Fomos amigos. Ele era uma pessoa iluminada, genuinamente pura. Não fazia tipo. Era capaz de grandes gestos. Uma vez fui vê-lo jogar, já no fim da carreira, numa partida amistosa em Bebedouro, interior de São Paulo. Era um evento político, algo do tipo. As pessoas usavam muito o Garrincha para esse tipo de coisa, aproveitando-se de sua ingenuidade. Mas às vezes se davam mal, como naquele dia. No fim do jogo, o Garrincha subiu no palanque, pois havia sido combinado que daria sua camisa para o então governador (biônico) de São Paulo, José Maria Marim. Mas ele não deu a camisa ao governador, que ficou de mãos abanando, completamente sem graça. Deu a camisa dele para mim e ainda disse: “Vou dar a minha camisa para a Elke porque gosto muito dela”. Esse era o Garrincha.

E o “rei” Pelé? Merece o trono?
Não, ele não merece. Rei é o Garrincha, que fazia uma torcedora do Bangu fanática como eu ir ao Maracanã só para vê-lo. O Pelé não é rei. Aliás, todos os nossos reis não merecem a coroa.

Você está falando do Roberto Carlos?
Sim. Como Roberto pode ser rei se ele não cuida dos seus súditos?
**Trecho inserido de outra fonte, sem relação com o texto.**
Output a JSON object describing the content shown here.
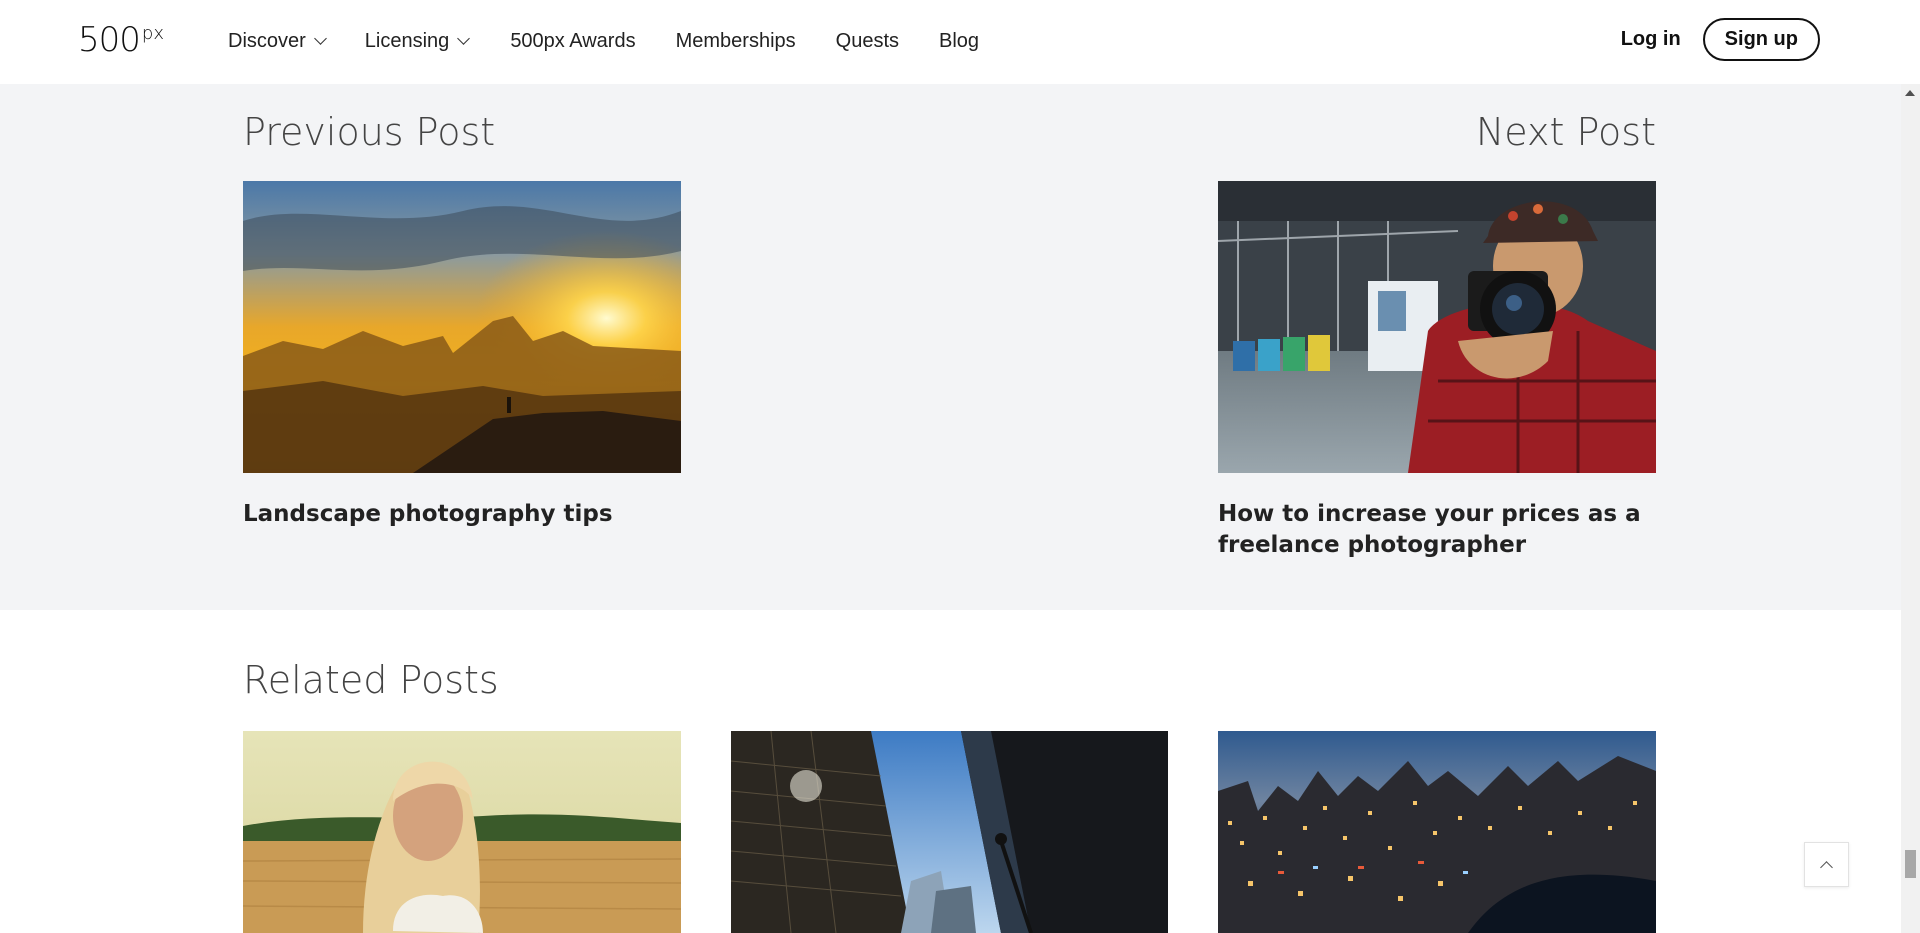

Rei para mim é o MV Bill (rapper carioca), que tem postura de rei, que luta pelo seu povo e não quer se distanciar dele. Não vive isolado, não vive numa fortaleza.

Você se casou oito vezes. Pretende bater o recorde de Vinicius de Moraes (o poeta se casou nove vezes)?
Sim, não só vou igualá-lo como ultrapassá-lo. Eu casei oito vezes e sou amiga de todos os meus ex-maridos, menos de um, que era um psicopata.

Como assim, psicopata?
Ele era um cara possessivo, perigoso. Uma vez acordei de madrugada e ele estava no sofá, vestido de Elke Maravilha. Um louco.
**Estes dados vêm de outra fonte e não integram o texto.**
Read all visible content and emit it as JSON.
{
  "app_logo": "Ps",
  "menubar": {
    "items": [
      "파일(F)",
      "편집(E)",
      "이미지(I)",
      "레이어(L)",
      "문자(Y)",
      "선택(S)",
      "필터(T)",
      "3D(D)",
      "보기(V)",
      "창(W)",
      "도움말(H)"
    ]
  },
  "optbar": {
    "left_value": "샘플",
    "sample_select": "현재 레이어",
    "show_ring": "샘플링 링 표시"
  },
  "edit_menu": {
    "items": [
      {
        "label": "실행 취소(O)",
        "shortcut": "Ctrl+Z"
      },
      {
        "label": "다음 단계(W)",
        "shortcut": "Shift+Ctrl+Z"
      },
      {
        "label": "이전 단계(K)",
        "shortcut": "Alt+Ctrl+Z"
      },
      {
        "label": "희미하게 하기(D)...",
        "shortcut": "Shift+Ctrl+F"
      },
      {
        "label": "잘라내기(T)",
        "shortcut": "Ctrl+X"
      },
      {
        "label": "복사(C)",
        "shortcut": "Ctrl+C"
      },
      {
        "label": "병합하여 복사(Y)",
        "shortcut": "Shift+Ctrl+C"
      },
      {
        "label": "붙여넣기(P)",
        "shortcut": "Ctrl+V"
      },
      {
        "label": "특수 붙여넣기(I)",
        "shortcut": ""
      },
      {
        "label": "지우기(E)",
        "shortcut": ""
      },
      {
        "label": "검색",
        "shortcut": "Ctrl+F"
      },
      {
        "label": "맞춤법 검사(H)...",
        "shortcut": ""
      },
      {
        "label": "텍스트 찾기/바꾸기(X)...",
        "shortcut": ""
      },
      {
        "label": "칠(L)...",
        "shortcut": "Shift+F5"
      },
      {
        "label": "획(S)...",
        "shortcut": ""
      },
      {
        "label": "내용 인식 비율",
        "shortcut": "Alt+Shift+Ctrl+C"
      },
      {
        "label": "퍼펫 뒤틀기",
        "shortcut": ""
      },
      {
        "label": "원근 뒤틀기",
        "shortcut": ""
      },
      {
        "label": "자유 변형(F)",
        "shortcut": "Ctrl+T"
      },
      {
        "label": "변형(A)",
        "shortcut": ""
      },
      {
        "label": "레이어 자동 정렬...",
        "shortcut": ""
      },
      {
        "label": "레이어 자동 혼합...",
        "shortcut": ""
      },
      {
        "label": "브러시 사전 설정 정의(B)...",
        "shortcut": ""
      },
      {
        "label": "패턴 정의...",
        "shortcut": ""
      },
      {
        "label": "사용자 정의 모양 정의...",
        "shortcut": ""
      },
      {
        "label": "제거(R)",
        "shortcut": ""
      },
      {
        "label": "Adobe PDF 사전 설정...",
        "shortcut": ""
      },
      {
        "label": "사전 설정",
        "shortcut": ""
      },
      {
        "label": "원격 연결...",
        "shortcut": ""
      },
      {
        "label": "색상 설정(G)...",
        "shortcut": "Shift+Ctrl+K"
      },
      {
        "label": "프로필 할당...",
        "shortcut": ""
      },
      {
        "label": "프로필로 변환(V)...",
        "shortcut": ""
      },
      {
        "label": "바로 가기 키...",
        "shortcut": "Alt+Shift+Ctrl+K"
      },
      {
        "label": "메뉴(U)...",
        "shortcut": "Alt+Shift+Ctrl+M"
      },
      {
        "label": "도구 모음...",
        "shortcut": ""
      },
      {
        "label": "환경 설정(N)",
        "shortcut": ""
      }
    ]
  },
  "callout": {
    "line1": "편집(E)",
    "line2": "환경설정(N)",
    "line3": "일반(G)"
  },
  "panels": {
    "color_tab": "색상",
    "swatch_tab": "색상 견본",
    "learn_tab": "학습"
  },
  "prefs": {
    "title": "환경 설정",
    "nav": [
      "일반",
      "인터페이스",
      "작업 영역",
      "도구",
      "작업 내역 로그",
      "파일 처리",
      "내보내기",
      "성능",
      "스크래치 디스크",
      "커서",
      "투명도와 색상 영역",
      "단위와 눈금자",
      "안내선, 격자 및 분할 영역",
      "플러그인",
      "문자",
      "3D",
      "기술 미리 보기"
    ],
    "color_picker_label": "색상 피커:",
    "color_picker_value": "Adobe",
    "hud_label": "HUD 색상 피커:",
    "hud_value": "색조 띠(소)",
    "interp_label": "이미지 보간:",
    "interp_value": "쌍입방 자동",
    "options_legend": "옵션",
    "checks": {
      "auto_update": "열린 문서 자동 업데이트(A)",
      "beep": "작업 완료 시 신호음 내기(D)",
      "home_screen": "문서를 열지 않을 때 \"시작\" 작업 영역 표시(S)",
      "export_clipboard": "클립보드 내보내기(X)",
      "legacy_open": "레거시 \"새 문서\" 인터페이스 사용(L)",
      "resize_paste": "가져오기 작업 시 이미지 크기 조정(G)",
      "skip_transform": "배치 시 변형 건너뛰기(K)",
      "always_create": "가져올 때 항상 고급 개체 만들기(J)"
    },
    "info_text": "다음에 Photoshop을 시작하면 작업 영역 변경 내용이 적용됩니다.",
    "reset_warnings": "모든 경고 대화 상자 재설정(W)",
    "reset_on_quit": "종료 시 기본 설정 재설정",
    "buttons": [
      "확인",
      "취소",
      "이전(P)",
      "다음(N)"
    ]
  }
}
Como se fosse simples e fácil se passar por Elke Maravilha….
É, eu sou diferente, sempre fui. Minha alma ninguém vai roubar, não.

Está namorando? Está perto de empatar com Vinicius…
Meu último marido, o Sasha, ainda mora comigo. Fomos casados há 11 anos.

Mas você vai conseguir arrumar namorado com o ex-marido morando em casa?
Ué, por que não? Hoje somos apenas parentes (risos).